- The Garbage Pail Kids, a "revolting" parody of Cabbage Patch Kid dolls that were a sensation in the 1980s, are coming to mobile screens in a new augmented reality (AR) game. Startup Jago Studios licensed the Topps brand of collectible trading cards for the smartphone era to develop a role-playing mobile game, according to a company news release.
- Jago will feature characters from the original Garbage Pail Kids and let players virtually battle, similar to "Star Wars: Galaxy of Heroes," a popular mobile game from Electronic Arts, VentureBeat reported. Jago was founded by Stuart Drexler, a former Disney executive who oversaw the development of its Club Penguin, a large multiplayer online gaming platform that let kids create a penguin avatar to interact with others.
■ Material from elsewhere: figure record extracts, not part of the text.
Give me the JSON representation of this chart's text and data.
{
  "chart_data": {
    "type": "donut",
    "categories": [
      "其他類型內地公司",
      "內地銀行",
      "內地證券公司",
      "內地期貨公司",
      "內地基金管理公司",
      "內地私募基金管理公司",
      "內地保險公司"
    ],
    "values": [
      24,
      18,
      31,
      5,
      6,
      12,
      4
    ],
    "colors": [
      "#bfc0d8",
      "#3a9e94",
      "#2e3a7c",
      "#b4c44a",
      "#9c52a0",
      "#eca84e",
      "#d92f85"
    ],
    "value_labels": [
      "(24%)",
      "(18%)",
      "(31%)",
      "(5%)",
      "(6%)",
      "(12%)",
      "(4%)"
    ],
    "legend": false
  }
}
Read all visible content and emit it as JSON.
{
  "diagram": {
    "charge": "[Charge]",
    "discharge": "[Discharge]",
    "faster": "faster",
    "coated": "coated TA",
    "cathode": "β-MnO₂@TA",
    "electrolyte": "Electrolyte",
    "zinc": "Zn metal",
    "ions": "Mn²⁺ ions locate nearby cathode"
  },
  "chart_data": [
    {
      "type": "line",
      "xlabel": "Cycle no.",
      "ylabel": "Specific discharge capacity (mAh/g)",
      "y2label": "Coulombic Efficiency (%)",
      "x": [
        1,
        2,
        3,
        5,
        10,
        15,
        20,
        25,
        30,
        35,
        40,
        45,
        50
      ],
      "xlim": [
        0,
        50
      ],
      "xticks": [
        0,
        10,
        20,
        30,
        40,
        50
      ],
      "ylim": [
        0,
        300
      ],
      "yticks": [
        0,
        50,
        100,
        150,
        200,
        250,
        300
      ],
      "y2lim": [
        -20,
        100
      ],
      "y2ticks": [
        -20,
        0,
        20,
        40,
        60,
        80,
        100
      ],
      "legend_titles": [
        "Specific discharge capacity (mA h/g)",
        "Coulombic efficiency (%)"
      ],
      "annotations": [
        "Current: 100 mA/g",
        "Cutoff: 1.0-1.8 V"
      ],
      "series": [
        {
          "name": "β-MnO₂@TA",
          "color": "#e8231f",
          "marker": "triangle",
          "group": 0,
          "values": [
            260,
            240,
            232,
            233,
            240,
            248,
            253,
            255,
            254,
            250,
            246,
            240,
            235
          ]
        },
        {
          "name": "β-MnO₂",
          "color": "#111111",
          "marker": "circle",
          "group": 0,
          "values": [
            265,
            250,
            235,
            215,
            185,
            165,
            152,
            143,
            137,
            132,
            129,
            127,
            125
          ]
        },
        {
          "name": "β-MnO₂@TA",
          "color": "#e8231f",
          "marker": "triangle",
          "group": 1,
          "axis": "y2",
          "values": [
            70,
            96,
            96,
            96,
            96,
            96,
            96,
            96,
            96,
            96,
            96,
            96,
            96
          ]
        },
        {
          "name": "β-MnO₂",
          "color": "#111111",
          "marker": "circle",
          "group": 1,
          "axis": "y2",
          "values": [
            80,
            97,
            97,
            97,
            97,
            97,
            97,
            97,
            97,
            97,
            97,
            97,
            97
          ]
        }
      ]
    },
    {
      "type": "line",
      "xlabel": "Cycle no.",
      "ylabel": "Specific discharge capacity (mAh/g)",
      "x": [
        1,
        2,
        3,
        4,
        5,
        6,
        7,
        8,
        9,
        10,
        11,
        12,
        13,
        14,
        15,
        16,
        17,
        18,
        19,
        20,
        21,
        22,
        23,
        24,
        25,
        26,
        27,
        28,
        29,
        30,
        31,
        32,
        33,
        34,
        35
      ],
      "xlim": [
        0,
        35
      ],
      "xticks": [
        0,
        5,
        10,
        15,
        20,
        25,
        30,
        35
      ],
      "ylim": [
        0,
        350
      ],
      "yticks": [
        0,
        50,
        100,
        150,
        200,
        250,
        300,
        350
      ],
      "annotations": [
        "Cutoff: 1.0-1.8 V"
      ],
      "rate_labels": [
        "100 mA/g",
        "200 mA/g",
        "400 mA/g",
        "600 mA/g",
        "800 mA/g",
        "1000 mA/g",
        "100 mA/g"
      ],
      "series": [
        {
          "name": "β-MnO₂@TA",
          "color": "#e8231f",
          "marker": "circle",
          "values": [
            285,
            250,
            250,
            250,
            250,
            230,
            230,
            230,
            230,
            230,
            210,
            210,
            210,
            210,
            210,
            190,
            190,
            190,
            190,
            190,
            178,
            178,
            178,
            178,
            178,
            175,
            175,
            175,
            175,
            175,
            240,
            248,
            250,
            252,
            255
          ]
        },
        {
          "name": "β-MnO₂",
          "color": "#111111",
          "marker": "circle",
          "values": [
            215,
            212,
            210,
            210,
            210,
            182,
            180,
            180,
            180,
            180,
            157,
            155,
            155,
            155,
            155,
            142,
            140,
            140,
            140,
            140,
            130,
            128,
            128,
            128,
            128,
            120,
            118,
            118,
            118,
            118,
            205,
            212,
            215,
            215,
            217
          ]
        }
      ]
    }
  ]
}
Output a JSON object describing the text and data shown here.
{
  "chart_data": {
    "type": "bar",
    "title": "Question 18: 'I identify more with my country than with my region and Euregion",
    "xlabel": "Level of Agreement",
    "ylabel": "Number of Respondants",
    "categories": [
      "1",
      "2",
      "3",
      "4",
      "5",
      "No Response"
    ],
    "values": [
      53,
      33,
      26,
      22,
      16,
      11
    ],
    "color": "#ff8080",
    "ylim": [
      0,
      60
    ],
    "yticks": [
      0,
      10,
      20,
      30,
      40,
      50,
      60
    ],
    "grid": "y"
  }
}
- Depicting kids in foul and comical scenarios, such as Fryin' Brian sizzling in the electric chair or Tee-Vee Stevie, who is mesmerized by multiple screens, Garbage Pail Kids created more than 600 collectible characters between 1985 and 1988, and even more when it relaunched. The mobile game will be available worldwide on the App Store and Google Play on an unannounced date.
AR continues to revive former icons of generations past as entertainment brands leverage the technology to add a new, immersive dimension to popular characters from movies, TV, comic books and trading cards like Pokémon.
As the once-ubiquitous Garbage Pail Kids celebrates its 30th anniversary, independent game developer Jago plans to bring the classic cards back with an immersive role-playing mobile game. The company brings more than 20 years of experience creating interactive games, toys and content for global brands including Moshi Monsters, Habbo, Barbie, Elmo, Harry Potter and Lego.
Garbage Pail Kids became a massive hit in the 1980s through word-of-mouth advertising and Jago hopes to put a modern twist on the card to create another viral product. The trading cards join Ghostbusters, another '80s pop culture icon, that's taking advantage of the growing demand for AR by releasing a new game this year. According to a 2017 Infoholic Research report, AR gaming is forecasted to reach $284.93 billion by 2023.
Pokémon became an international sensation with its brand of trading cards that were developed into the Go mobile game and is credited with popularizing AR in 2016, as a number of brands took a page out of Pokemon's book and launched mobile games that leverage immersive elements and smartphone technology.